PROFusion: Robust and Accurate Dense Reconstruction via Camera Pose Regression and Optimization

Abstract-- Real-time dense scene reconstruction during unstable camera motions is crucial for robotics, yet current RGB-D SLAM systems fail when cameras experience large viewpoint changes, fast motions, or sudden shaking. Classical optimization-based methods deliver high accuracy but fail with poor initialization during large motions, while learning-based approaches provide robustness but lack sufficient accuracy for dense reconstruction. We address this challenge through a combination of learning-based initialization with optimization-based refinement. Our method employs a camera pose regression network to predict metric-aware relative poses from consecutive RGB-D frames, which serve as reliable starting points for a randomized optimization algorithm that further aligns depth images with the scene geometry.
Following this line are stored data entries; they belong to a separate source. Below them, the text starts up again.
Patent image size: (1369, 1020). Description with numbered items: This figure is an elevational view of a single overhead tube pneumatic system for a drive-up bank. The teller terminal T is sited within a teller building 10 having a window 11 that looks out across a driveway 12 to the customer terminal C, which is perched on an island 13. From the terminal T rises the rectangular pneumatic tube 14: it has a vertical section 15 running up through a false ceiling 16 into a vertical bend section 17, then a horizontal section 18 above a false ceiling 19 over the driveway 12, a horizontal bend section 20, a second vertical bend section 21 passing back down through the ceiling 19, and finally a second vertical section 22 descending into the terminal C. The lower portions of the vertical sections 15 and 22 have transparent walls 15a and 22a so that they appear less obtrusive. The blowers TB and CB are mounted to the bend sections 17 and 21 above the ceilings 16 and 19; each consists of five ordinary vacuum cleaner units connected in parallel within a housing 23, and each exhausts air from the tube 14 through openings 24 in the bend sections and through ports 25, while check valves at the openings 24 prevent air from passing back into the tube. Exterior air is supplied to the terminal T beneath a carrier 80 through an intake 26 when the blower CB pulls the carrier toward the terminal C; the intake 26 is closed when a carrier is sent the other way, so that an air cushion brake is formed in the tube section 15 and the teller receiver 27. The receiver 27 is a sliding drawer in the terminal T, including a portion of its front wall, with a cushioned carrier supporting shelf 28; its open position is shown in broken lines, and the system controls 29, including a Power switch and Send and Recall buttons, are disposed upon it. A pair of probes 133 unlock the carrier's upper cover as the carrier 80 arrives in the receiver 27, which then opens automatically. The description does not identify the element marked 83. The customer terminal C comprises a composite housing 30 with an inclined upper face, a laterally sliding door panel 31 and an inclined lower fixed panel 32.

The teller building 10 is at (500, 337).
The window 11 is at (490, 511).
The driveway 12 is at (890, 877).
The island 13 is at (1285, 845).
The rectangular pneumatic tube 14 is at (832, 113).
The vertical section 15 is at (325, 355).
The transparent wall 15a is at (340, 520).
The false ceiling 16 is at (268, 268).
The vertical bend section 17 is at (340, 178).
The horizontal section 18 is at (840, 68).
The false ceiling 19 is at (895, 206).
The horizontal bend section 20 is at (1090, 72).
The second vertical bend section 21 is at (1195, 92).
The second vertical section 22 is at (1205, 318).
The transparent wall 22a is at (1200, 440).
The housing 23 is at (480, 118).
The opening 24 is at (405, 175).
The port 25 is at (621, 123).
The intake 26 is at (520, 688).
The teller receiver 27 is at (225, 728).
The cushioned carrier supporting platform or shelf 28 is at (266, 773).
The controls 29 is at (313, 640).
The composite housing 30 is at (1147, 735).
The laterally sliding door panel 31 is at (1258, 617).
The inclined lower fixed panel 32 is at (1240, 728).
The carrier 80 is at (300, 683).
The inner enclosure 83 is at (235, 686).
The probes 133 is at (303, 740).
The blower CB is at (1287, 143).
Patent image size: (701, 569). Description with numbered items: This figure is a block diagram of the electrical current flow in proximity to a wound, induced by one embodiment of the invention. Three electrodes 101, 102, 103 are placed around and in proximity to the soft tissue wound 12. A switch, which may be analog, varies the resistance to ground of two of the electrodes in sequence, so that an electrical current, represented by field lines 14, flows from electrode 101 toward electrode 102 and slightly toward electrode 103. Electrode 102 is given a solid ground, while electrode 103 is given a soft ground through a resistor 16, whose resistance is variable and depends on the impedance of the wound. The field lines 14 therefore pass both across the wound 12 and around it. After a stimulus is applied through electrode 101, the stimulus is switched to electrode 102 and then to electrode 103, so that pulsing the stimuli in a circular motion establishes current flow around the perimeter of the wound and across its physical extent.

Extensive experiments demonstrate promising results: our approach outperforms the best competitor on challenging benchmarks, while maintaining comparable accuracy on stable motion sequences. The system operates in real-time, showcasing that combining simple and principled techniques can achieve both robustness for unstable motions and accuracy for dense reconstruction. I. INTRODUCTION Real-time camera tracking and dense scene reconstruction are fundamental problems in robotics and computer vision. For autonomous robots, handling unstable camera motions is both challenging and critical. Current RGB-D SLAM (Simultaneous Localization and Mapping) systems perform well in controlled environments with smooth, typically slow camera movements.